Les cascadeurs, héros oubliés du cinéma
Entre Los Angeles et Sydney, entre l’amour de sa vie et sa quête de rédemption, le personnage de Ryan Gosling enchaîne les cascades. Il est ce héros oublié des tournages qui prend tous les risques pour que les stars puissent briller sur le tapis rouge. Il se met volontairement en feu, accepte de vivre des accidents de voiture ou tout simplement de se faire fracasser le visage pour la beauté du geste.
En dehors de Tom Cruise et quelques autres fous du volant, la plupart des acteurs et actrices de films d’action ont recours à ces personnes pour prendre les risques à leur place. Et l’équipe de The Fall Guy le rappelle très justement depuis le début de sa tournée promotionnelle. Loin de ramener les projecteurs sur lui, Ryan Gosling convie systématiquement ses collègues cascadeurs dans les avant-premières du film (dont celle à l’UGC Normandie que nous regretterons bientôt), et les met en avant en avouant sans gêne qu’il n’a pas fait ses propres cascades et qu’il leur doit une fière chandelle, car ils lui permettent d’être la tête d’affiche (et donc de loin le mieux payé) sans courir aucun des risques liés au tournage.
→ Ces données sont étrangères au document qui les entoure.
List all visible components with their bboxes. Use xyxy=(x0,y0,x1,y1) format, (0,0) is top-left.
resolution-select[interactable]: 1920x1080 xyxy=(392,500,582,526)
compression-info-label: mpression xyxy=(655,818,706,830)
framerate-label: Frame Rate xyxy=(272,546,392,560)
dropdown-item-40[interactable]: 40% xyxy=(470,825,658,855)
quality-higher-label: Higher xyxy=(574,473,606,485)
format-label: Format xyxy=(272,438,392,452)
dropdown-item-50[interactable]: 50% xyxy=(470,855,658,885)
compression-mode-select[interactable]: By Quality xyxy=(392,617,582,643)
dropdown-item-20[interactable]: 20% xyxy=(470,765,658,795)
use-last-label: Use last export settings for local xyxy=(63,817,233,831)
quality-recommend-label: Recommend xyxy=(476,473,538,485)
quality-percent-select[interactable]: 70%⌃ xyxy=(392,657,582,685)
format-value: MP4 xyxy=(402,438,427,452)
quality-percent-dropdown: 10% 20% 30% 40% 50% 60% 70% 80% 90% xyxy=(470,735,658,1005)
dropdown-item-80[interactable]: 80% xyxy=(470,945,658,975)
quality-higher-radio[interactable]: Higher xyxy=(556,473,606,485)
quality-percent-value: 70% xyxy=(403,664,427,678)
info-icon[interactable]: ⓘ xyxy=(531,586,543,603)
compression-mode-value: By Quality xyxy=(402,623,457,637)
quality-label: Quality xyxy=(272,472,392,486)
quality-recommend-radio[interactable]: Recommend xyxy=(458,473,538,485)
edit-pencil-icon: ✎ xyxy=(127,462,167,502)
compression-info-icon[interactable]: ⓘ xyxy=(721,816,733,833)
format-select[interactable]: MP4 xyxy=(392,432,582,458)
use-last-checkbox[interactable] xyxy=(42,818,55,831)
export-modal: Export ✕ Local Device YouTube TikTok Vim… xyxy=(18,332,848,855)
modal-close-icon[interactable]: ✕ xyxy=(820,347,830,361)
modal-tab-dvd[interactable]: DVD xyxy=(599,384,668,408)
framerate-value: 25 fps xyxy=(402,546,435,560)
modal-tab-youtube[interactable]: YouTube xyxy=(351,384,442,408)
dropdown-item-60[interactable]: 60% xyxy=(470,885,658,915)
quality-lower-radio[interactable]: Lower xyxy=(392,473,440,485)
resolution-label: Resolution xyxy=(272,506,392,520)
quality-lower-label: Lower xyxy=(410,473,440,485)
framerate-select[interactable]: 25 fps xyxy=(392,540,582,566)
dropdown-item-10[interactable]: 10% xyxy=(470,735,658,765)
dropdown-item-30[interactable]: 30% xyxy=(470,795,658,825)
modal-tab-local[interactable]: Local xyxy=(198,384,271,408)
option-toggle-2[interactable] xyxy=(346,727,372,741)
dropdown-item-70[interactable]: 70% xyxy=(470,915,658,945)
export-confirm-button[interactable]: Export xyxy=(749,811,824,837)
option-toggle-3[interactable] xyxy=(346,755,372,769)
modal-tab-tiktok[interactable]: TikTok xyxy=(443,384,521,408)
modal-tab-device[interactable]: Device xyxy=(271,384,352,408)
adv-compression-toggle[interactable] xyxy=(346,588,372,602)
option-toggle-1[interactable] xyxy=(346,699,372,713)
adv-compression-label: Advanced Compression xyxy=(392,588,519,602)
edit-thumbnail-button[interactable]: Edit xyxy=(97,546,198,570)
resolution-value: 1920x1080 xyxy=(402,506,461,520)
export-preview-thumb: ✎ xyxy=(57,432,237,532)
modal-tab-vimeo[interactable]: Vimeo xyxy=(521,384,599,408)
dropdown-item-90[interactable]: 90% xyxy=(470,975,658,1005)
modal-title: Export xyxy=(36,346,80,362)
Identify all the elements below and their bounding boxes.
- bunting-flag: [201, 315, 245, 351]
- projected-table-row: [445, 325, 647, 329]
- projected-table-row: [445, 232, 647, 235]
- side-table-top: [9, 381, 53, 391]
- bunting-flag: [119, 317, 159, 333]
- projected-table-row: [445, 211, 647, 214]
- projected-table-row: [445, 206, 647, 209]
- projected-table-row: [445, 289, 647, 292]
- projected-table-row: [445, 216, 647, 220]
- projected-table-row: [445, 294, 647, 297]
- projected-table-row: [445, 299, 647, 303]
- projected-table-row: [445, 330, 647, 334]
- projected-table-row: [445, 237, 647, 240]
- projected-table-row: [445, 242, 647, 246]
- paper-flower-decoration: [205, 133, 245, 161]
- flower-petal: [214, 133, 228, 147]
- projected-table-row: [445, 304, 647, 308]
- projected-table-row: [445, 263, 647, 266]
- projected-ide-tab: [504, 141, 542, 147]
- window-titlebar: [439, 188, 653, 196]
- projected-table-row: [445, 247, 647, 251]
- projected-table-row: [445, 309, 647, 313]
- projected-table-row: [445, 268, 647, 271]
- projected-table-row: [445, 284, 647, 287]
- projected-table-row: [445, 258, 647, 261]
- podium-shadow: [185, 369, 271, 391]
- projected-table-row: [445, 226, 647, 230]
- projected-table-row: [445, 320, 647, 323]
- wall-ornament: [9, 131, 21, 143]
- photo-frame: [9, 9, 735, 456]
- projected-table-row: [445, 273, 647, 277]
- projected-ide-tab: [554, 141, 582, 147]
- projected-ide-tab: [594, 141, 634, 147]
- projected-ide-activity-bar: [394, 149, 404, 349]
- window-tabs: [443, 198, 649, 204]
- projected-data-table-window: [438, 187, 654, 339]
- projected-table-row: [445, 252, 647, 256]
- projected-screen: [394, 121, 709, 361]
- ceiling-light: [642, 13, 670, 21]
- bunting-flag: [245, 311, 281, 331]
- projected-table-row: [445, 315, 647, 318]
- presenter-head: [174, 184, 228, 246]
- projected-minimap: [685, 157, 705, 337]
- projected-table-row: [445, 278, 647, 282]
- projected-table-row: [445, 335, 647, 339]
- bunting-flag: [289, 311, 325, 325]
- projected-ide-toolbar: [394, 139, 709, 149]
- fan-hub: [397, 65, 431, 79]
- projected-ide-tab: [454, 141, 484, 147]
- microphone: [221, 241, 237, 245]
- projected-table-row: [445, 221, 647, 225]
Cette mise en avant est salutaire. Elle intervient à un moment où les cascadeurs sont en quête juste de reconnaissance pour leur travail. En quoi, en effet, le travail des monteurs, des musiciens ou des producteurs mérite-t-il d’avoir des prix dédiés, et pas le leur ? Cette anomalie du cinéma, à l’heure où tellement de métiers sont reconnus (des costumiers aux directeurs de casting), doit cesser. Et dans la joie et la bonne humeur, c’est le message utile que The Fall Guy veut faire passer, et nous ne pouvons que le saluer et le soutenir.